This article is the 2nd Part of looking at property taxes.
3. Capital Gains Tax
This is not a tax on the amount received from a transaction. It is a tax on the increase in value of the asset accumulated over the term of ownership.
Capital Gains Tax (CGT) is not payable on a company’s trading profit. It is payable on any sum that arises from the sale or release of an asset. A company must pay CGT in the same way as an individual must.
In relation to property trading, the HMRC website states the following:
If you’re a sole trader or a partner in a partnership and your trade is in property, you’ll pay Income Tax rather than Capital Gains Tax on any profits you make when you sell or otherwise dispose of property. This may include a one-off purchase and sale of a property. You usually have to pay any Income Tax due by completing a Self Assessment tax return.
It’s different if the property trading business is carried on by a limited company – in which you may be a director or shareholder – any profits on properties disposed of form part of the total profits of the company on which it pays Corporation Tax.
This means that if you are a property trader, you’re only likely to have to pay CGT if you sell associated equipment, rather than the actual property.
Entrepreneur’s Relief might be available to property traders and partners in a property trading business to reduce CGT liability. The HMRC website explains how entrepreneur’s relief works:
You can make claims for Entrepreneurs’ Relief on more than one occasion as long as the total qualifying gains in all your claims doesn’t exceed the lifetime limit.
For 2010-11 to 22 June 2010 Entrepreneurs’ Relief reduces the amount of gains liable to Capital Gains Tax by four-ninths on all qualifying gains up to the maximum lifetime limit. From 23 June 2010 the four-ninths reduction no longer applies – instead all qualifying gains up to the maximum lifetime limit made are taxable at 10 per cent.
Entrepreneur’s relief does not apply to companies though.
Business Asset Rollover Relief might be available if business assets (such as property) are sold and any profit reinvested into a new, similar asset. This is not an outright reduction as such (like Entrepreneurs relief is), it is a postponement or (as the title suggests) a ‘rollover’ of the CGT liability.
To be eligible, the assets (old and new) must be used for business purposes. The new asset must also be purchased between 1 year before and 3 years after the old one is disposed of.
It is possible to claim business asset rollover relief for partial reinvestment of capital gains, rather than the whole amount.
4. Inheritance Tax
The intention of Inheritance Tax (IHT) is to tax the person who either gifts an asset within 7 years of their death or ‘lifetime gifts’. In the event of death it (obviously) has to be the recipient who pays IHT.
Lifetime Transfers are when a party gifts an asset (the most common is a property) to a second party when the first party (the donor) is still alive. If the donor survives 7 years from the date of transfer, then the transfer is known as a Potentially Exempt Transfer (PET), and no IHT is payable.

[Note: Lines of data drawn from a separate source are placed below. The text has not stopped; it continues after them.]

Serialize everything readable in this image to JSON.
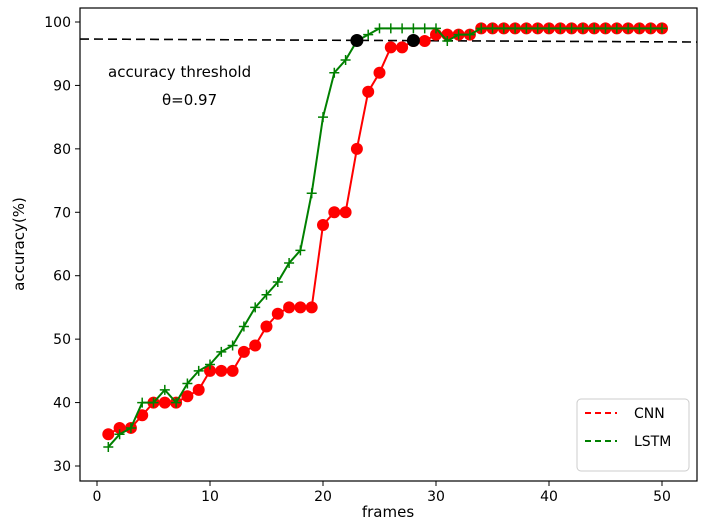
{
  "chart_data": {
    "type": "line",
    "title": "",
    "xlabel": "frames",
    "ylabel": "accuracy(%)",
    "xlim": [
      -1.5,
      53
    ],
    "ylim": [
      29.5,
      102
    ],
    "xticks": [
      0,
      10,
      20,
      30,
      40,
      50
    ],
    "yticks": [
      30,
      40,
      50,
      60,
      70,
      80,
      90,
      100
    ],
    "x": [
      1,
      2,
      3,
      4,
      5,
      6,
      7,
      8,
      9,
      10,
      11,
      12,
      13,
      14,
      15,
      16,
      17,
      18,
      19,
      20,
      21,
      22,
      23,
      24,
      25,
      26,
      27,
      28,
      29,
      30,
      31,
      32,
      33,
      34,
      35,
      36,
      37,
      38,
      39,
      40,
      41,
      42,
      43,
      44,
      45,
      46,
      47,
      48,
      49,
      50
    ],
    "series": [
      {
        "name": "CNN",
        "color": "#ff0000",
        "marker": "circle",
        "values": [
          35,
          36,
          36,
          38,
          40,
          40,
          40,
          41,
          42,
          45,
          45,
          45,
          48,
          49,
          52,
          54,
          55,
          55,
          55,
          68,
          70,
          70,
          80,
          89,
          92,
          96,
          96,
          97,
          97,
          98,
          98,
          98,
          98,
          99,
          99,
          99,
          99,
          99,
          99,
          99,
          99,
          99,
          99,
          99,
          99,
          99,
          99,
          99,
          99,
          99
        ]
      },
      {
        "name": "LSTM",
        "color": "#008000",
        "marker": "plus",
        "values": [
          33,
          35,
          36,
          40,
          40,
          42,
          40,
          43,
          45,
          46,
          48,
          49,
          52,
          55,
          57,
          59,
          62,
          64,
          73,
          85,
          92,
          94,
          97,
          98,
          99,
          99,
          99,
          99,
          99,
          99,
          97,
          98,
          98,
          99,
          99,
          99,
          99,
          99,
          99,
          99,
          99,
          99,
          99,
          99,
          99,
          99,
          99,
          99,
          99,
          99
        ]
      }
    ],
    "threshold": {
      "value": 97,
      "label": "accuracy threshold",
      "sublabel": "θ=0.97",
      "color": "#000000"
    },
    "crossings": [
      {
        "x": 23,
        "y": 97
      },
      {
        "x": 28,
        "y": 97
      }
    ],
    "legend": {
      "placement": "bottom-right",
      "entries": [
        "CNN",
        "LSTM"
      ]
    },
    "grid": false
  }
}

If the donor does die within 7 years of transfer, then IHT will be payable from the date of transfer. Tapering relief might be available if the donor survives the 7 year point from the date of transfer. No tapering relief is allowed if the donor does not survive the 7 years; the transfer is regarded as a Chargeable Lifetime Transfer (CLT) and IHT is payable on the full estate value.
Transfers on Death are only payable on estates valued at £325,000 or more (for tax year 2011-2012). The estate value adopted is the one at the ‘instant before death’. Values in excess of the current threshold are charged at the current rate (40% for 2011-2012).
Therefore for example, if an estate is valued at £400,000 then the value over the threshold (£75,000 in this case) is charged at 40%. This works out to be £30,000.
Any IHT already paid within the preceding 7 years can be used to offset the liability and reduce the sum payable.
5. SDLT
This is paid in the event of a substantial property interest transfer, such as purchase (SDLT is paid by the purchaser) or a long-leasehold occupancy (in which case, SDLT is paid by the Leaseholder).
SDLT is not tapered. This means that if the value is over any of the thresholds, the whole value is taxed, not just the amount that is over the threshold.
So, if a property is bought for £126,000; the amount of SDLT (at current rates) payable is £1,260.00 (1% of £126,000). Likewise, if the property is bought for £124,000, then no SDLT is payable.
This situation results in an accumulation of property values at just below the threshold values. For example, there are many properties for sale at around £249,950. There really aren’t many at £255,000.
For the tax year 2011-2012, the current SDLT rates are:
- For properties up to £125,000, the rate is zero. No SDLT is payable.
- For properties from £125,000 to £250,000; the standard rate is 1% of the property value, and for first-time buyers, it is zero.
- For properties from £250,000 to £500,000; the rates for standard and first-time buyers is 3% of the property value.
- For properties from £500,000 to £1m, the rates are 4%.
- For properties over £1m, the rate is 5%.
These articles are merely designed to give an introduction to the basic taxes that are likely to be experienced when a novice developer or investor begins their venture (whether it is done through a limited company or privately). I highly recommend making sure you are aware of current taxation rates. This is very important when carrying out a property financial appraisal.